Tuesday, March 27, 2012

What If All Debt Was Tied to the Fed Funds Rate?

This is a thought experiment, so take it with a grain of salt.

Click to enlarge.

Here is the explanation of the "what if" chart.

The chart shows what the interest payments on the real total credit market debt owed per capita (February 2012 dollars) would be *if* the interest rate on all of that debt was equal to the fed funds rate. Anyone with a credit card knows that's not the case, but bear with me.

We seem to run into serious problems when the total of this "what if" experiment exceeds $8,000 per capita (adjusted for inflation). Note the recession bars. And for what it is worth, $8,000 per capita does sound painful.

If it is our intention to continuously grow our inflation adjusted debt (as Japan has done) and simultaneously stay below the seemingly dangerous $8,000 per capita threshold, then at least one of the following two things must happen over the long-term.

1. We must grow our population.
2. We must continuously reduce interest rates.

What would it take to hit the $8,000 threshold right now you might ask? We currently have $173,000 total credit market debt owed per capita. That would mean that a fed funds rate of 4.6% would seemingly cause serious problems ($173,000 x 4.6% = $8,000).

In 1980, we had an inflation adjusted $55,000 total credit market debt owed per capita. That meant that we could handle a fed funds rate of 14.5% before things broke ($55,000 x 14.5% = $8,000).

The interest rate that it takes to break the economy is exponentially decaying. I believe that with every fiber of my being.

It took a 15% interest rate to break the economy in the 1980s. Thanks to the miracle of modern financial leverage it probably only takes 5% now. And should we stay on Japan's path, I suspect that it may only take 1% in one more decade.

So what's my point? If you are waiting on the sidelines for interest rates to rise to the stratosphere and make you bloody rich like they did for previous generations, then good luck on that theory. That's not to say that real yields might not pop up again in the short-term. The deflationary event a few years ago did just that. It could happen again. I find it hard to believe that investors will be rewarded by burying paper dollars in their backyards over the long run though.

The following chart shows the historical 10-year treasury yield minus the federal funds rate. The median is gap is 1.07%. As of yesterday, the gap was 2.12%. I'm thinking that Bernanke would really like to see that 10-year yield come down to meet him halfway. That's assuming he wants us all to learn Japanese of course.
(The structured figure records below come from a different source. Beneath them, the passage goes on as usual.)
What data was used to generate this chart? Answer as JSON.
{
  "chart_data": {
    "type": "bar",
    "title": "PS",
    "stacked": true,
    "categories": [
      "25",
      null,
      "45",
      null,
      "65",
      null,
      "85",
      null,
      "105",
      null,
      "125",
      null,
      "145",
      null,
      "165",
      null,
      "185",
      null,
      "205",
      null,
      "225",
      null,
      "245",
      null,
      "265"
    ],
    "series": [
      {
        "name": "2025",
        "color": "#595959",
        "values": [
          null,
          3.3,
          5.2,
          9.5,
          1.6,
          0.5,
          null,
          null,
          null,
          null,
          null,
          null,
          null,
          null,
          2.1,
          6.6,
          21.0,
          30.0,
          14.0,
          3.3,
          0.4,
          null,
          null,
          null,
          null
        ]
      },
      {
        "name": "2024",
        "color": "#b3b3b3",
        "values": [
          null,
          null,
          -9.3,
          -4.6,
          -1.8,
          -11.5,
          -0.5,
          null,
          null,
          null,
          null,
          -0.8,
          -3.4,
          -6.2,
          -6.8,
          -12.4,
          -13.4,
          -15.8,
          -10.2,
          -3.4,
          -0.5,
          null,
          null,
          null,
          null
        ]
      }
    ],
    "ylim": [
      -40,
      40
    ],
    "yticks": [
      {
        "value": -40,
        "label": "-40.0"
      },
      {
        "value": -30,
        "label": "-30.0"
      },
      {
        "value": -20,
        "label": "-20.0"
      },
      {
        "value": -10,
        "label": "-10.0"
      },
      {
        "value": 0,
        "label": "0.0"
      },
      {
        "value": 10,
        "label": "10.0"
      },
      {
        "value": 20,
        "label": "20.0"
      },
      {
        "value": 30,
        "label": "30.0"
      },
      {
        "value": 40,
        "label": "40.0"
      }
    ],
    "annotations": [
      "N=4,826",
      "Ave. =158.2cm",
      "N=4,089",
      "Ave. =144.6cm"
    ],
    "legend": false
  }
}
Will he succeed? You tell me and we'll both know.

This is not investment advice. It is just a thought experiment based loosely on my long standing belief that real yields would die. That was before I had the Mundell–Tobin effect epiphany which sealed the deal.

Source Data:
St. Louis Fed: Custom Chart #1
St. Louis Fed: Custom Chart #2


Anonymous said...

If you re-run your top graph , using nonfinancial sector debt ( TODNS) , you see the decay in debt burden capacity even better.

On the other hand , if you run it using financial sector debt (DODFS) , you see that the finance sector seems to have an exponentially-increasing capacity to tolerate debt.

The solution is thus very simple : Let the financial sector borrow all the money and give it away to everyone else , interest-free and without limit.

I can't believe nobody has thought of this yet.

Stagflationary Mark said...


Fascinating. I re-ran the charts and here are the links for the benefit of others.

Here's TODNS.

Here's DODFS.

The solution is thus very simple : Let the financial sector borrow all the money and give it away to everyone else , interest-free and without limit.

I can't believe nobody has thought of this yet.

Genius! ;)

Stagflationary Mark said...

Even if the financial sector does miraculously have a problem, we'll just bail it out again.

What's the harm?


Stagflationary Mark said...

One more thought.

Is that you Troy?

Anonymous said...

" Genius!!! "

Let's not get carried away. I have a nagging feeling I may be missing something , and it wouldn't be the first time. Still , we should make a trial run , at least. I mean , we're already toast , so what's the downside ?

" Is that you Troy? "

No , but we're "birds of a feather" , it seems.

Stagflationary Mark said...


Birds of a feather indeed. I would guess that no more than one out of a thousand would play the TODNS card. It's not the sort of thing that pops up in conversations at the local grocery store. Let's just put it that way.

But then again, neither does the illusion of prosperity topic. I usually require a nearly captive audience for that. You know, like my tax preparer, lol. Sigh.